We all wear a mask. A mask in this sense is what we want to believe about ourselves and what we want others to believe about us. But to live authentically we intuitively know shedding the mask must happen.

John Sanford in his book The Kingdom Within shares, “Shedding the mask means confronting something in ourselves that is unpleasant and that we do not like.”

Being real, being genuine, living authentically is all about bringing into our awareness what has been hidden in the unconscious.

We hide our so called bad parts, the negative shadowy side of our self, our jealousy, our envy, our hatred, our resentment, our murderous thoughts, our fundamentalism. We hide all the unpleasant parts behind the mask.

It’s true they aren’t our most redeeming qualities. They aren’t pretty parts, fun parts, loving parts. They are parts we try to get rid of, deny we have, and usually are the first to say, “I’m not like that.”

The truth is we are that. We are fundamentalists at some point. When we know we’re right and the other person is wrong and we’ve closed the lid on listening to another’s viewpoint that’s when we’ve put on our fundamentalist hat.

One thing I love about Buddhism is to acknowledge whatever emotion arises into our consciousness, to welcome those feelings, to acknowledge they exist. The trick is pausing long enough to identify how we’re feeling.

Who wants to make friends with our negative feelings? It goes against the grain. Denying we have them is more the norm. And again, most of the time we’re quick to spot those parts in others, but can’t see them in our actions, inactions, and reactions.

A person I know and love is 9/10 negative, negative, negative.
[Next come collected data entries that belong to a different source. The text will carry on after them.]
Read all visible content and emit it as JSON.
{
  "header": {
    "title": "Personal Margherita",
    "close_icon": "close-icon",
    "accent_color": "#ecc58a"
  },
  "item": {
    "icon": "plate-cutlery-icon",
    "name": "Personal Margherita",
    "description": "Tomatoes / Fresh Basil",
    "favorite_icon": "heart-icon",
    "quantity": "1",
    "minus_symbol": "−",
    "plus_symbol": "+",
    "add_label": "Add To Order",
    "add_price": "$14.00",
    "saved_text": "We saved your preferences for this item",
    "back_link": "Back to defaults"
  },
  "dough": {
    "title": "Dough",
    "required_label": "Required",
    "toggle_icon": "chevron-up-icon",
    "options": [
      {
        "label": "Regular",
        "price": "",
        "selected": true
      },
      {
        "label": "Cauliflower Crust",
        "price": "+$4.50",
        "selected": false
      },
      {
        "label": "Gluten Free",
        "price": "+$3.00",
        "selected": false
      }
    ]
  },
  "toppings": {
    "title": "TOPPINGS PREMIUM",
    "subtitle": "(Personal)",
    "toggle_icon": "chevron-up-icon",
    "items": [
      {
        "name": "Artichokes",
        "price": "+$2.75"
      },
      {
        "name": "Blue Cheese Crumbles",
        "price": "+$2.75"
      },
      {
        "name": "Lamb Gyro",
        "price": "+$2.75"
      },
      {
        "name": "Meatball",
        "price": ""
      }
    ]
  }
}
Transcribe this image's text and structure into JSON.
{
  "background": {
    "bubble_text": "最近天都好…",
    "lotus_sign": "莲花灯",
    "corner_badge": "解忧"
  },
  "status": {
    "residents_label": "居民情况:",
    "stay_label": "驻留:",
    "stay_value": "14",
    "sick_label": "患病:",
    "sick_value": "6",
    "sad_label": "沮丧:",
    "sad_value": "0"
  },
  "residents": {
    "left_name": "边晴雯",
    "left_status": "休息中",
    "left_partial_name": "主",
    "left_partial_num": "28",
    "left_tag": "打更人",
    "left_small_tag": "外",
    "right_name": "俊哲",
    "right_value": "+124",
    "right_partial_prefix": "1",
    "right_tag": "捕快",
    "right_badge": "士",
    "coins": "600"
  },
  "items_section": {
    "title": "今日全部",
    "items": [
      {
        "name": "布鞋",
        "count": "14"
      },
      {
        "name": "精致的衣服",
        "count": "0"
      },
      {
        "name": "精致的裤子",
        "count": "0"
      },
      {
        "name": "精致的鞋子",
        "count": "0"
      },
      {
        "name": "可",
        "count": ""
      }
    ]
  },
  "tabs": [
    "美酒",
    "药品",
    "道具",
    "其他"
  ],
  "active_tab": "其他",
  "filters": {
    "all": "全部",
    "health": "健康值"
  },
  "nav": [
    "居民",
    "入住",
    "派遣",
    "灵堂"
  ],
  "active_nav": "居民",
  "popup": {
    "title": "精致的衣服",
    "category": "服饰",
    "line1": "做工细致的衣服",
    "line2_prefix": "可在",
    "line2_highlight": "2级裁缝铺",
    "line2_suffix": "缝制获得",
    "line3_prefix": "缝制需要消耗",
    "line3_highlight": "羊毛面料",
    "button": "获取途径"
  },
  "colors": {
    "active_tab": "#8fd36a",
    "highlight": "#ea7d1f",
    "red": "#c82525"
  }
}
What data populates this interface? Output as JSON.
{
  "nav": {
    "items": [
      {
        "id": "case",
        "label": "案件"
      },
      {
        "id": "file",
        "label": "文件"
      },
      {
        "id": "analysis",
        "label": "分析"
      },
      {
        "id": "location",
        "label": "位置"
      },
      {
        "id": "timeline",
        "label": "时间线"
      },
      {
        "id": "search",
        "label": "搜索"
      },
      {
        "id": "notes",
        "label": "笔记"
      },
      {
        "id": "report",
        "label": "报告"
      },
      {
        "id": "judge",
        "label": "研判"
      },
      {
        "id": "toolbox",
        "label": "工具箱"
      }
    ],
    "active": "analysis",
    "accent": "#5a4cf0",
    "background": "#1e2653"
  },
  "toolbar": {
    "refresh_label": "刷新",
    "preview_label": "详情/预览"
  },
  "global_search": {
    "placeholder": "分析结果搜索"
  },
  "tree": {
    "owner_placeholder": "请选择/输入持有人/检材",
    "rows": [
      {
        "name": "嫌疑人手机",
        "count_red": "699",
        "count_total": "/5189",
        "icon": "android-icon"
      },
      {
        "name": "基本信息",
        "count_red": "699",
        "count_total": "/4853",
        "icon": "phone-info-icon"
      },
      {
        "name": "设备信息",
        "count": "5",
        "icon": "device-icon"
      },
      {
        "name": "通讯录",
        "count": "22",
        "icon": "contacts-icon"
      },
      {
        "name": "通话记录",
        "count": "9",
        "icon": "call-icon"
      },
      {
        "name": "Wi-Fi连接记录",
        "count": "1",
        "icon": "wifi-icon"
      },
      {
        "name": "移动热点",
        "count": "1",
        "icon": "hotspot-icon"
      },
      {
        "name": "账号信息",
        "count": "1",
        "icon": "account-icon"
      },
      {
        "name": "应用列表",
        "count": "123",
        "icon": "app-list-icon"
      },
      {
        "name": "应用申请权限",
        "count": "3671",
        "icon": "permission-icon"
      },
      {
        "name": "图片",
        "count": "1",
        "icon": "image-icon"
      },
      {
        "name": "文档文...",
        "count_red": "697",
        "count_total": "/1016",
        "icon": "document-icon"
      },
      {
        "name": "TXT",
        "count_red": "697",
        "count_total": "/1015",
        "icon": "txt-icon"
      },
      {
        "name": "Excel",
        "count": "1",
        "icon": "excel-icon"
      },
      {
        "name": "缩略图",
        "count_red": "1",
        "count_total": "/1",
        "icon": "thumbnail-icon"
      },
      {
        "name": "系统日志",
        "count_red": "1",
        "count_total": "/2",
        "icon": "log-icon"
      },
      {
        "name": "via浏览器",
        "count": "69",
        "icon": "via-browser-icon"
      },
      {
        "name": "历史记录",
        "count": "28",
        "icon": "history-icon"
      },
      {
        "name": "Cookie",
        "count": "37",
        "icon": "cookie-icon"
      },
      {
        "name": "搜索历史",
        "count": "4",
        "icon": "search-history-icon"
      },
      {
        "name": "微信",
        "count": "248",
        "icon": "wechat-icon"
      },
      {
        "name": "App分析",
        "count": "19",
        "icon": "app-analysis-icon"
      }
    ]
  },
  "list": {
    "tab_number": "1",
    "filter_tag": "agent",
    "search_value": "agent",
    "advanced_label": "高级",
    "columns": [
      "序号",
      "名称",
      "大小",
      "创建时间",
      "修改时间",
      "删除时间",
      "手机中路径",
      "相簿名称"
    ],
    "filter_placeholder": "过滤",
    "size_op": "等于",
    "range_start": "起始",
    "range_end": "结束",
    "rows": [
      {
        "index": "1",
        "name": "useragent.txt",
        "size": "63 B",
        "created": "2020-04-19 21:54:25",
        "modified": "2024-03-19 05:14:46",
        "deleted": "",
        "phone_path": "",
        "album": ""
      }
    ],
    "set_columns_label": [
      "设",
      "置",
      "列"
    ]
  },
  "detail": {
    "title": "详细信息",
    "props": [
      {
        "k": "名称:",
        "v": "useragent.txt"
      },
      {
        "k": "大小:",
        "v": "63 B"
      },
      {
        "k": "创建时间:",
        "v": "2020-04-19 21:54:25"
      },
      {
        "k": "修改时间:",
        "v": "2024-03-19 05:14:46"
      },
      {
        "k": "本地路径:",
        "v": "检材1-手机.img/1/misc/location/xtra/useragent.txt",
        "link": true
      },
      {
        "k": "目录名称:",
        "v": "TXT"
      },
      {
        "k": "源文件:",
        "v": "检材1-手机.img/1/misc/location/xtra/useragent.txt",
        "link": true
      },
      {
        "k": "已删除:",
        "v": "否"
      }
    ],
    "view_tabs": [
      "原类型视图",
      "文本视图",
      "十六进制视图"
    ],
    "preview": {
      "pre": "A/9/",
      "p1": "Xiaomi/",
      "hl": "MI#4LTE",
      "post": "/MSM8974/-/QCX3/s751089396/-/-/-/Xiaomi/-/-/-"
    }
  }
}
When I leave her presence I’m drained the only place I want to be is in my safe serene home. The other day after I got home I started complaining to my husband about this person. He agreed and for about 10 minutes we joined forces complaining. Then all of a sudden it me.

I’m her.

I’m complaining about her being negative and I was doing exactly the same thing. So self-righteous I can be. I started to laugh, finally getting it, finally realizing how I am what I hate at times. It taught me a lot.

Self-awareness gives us a moment to catch our thoughts, and quickly reflect on how we want to react to things.

When a negative thought or feeling comes out of hiding we aren’t here to judge it. We are here to make friends with it. To be compassionate with our self and 9/10 a healing begins. We begin to explore and understand the why behind the reaction and take care of our self.

You see negative thoughts/actions aren’t bad guys they are valuable and when listened to and not denied will make us a more humble, loving, compassionate human being.

Thank you for all the inner work you do. The work you do to wake up and catch yourself. The world is a better place for it.